Application of Vortex Control to an Automotive Transcritical R744 Ejector Cycle

Expansion work recovery by two-phase ejector is known to be beneficial to vapor compression cycle performance. However, one of the biggest challenges with ejector vapor compression cycles is that the ejector cycle performance is sensitive to working condition changes which are common in automotive applications. Different working conditions require different ejector geometries to achieve maximum performance. Slightly different geometries may result in substantially different COPs under the same conditions. The ejector motive nozzle throat diameter (motive nozzle restrictiveness) is one of the key parameters that can significantly affect ejector cycle COP. This paper presents the experimental results of the application of a new two-phase nozzle restrictiveness control mechanism to an automotive transcritical R744 ejector cycle.
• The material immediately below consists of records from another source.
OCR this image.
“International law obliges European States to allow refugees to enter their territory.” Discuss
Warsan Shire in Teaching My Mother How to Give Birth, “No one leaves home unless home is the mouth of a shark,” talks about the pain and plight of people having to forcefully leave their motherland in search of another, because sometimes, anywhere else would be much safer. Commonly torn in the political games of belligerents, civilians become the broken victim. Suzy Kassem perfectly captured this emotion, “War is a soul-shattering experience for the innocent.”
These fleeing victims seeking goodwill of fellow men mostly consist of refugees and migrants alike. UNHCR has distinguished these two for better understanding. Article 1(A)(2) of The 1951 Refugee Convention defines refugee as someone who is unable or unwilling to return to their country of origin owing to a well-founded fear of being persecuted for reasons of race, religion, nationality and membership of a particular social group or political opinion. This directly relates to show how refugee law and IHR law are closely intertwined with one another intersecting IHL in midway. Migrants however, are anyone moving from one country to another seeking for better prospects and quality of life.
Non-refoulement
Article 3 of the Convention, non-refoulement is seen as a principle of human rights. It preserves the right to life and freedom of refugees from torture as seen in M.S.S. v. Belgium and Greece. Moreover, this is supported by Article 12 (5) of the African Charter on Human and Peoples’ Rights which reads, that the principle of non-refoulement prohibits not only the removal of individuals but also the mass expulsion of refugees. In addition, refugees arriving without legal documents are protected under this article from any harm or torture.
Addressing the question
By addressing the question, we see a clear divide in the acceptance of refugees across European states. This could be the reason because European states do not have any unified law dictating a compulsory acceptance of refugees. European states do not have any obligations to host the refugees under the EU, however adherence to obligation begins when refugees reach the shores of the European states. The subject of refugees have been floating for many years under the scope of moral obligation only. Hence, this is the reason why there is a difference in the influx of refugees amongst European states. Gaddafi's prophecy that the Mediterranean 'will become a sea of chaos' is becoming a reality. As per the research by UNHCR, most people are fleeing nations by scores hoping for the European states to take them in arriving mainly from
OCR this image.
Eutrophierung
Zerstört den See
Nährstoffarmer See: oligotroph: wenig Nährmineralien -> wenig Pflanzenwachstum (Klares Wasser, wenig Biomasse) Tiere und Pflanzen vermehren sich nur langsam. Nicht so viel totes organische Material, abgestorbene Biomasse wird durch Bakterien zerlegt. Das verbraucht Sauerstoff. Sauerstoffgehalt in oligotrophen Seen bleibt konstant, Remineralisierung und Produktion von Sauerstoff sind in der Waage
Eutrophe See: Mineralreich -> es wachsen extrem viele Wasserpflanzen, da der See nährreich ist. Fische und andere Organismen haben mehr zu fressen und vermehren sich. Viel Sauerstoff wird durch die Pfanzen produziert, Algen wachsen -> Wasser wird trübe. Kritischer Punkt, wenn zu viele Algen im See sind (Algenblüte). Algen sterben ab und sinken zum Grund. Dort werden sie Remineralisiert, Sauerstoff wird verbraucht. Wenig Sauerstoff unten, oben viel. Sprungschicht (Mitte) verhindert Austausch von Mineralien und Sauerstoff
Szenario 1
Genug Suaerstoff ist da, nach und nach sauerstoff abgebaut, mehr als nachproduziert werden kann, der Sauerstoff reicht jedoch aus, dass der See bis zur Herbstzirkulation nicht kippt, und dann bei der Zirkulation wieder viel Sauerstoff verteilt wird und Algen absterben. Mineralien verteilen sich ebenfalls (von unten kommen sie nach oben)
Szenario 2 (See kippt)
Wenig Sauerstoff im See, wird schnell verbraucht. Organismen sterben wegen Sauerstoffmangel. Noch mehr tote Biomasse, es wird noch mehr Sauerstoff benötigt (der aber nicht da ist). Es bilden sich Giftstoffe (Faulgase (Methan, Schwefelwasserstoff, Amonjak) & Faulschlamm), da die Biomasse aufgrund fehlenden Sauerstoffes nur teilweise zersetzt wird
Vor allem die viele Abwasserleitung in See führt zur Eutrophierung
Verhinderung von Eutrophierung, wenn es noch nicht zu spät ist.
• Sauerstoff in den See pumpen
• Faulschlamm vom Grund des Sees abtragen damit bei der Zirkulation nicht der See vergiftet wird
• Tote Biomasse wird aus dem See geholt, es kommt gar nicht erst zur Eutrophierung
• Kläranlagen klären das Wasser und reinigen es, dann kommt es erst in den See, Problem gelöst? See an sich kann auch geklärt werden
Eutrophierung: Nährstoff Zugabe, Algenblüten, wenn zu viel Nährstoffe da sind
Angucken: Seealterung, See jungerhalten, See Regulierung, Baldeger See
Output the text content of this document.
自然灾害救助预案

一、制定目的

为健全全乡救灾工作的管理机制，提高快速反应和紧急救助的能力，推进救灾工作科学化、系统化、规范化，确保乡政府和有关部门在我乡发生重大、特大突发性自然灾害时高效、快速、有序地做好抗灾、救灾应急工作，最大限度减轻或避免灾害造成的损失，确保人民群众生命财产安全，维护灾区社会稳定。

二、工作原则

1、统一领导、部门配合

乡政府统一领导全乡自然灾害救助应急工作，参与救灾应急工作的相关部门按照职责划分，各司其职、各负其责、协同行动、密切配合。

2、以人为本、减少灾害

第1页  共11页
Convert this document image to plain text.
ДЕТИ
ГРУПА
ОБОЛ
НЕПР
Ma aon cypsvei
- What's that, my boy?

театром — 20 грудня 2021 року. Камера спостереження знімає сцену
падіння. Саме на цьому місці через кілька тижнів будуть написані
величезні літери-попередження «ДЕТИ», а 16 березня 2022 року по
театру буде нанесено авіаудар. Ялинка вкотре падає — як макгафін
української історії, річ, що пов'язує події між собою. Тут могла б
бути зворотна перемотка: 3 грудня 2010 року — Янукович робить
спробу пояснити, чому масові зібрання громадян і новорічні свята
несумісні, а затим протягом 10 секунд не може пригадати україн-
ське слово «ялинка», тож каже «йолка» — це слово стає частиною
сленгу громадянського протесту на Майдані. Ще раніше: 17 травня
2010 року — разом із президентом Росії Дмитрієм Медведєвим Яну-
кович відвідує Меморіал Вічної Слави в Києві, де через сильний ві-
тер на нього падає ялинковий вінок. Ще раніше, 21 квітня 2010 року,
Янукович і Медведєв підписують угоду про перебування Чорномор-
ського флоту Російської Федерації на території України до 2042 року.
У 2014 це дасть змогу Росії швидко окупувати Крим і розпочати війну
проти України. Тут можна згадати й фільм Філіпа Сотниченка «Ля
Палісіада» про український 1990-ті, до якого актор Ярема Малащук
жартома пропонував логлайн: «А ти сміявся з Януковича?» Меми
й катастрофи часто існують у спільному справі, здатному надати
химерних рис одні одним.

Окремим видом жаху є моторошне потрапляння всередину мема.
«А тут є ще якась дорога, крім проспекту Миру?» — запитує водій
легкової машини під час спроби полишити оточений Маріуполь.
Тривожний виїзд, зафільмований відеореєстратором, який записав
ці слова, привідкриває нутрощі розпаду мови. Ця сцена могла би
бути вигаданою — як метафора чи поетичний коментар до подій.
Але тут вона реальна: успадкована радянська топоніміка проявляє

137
This new control mechanism, vortex control, utilizes an adjustable vortex at the nozzle inlet to control the nozzle restrictiveness on the two-phase flow without changing the physical dimensions of the nozzle geometry. The test results show that nozzle restrictiveness can be adjusted with this new mechanism. Under common working conditions, with vortex control the ejector motive inlet pressure can be varied from 8609 kPa to 9637 kPa for constant motive inlet temperature and total motive mass flow rate.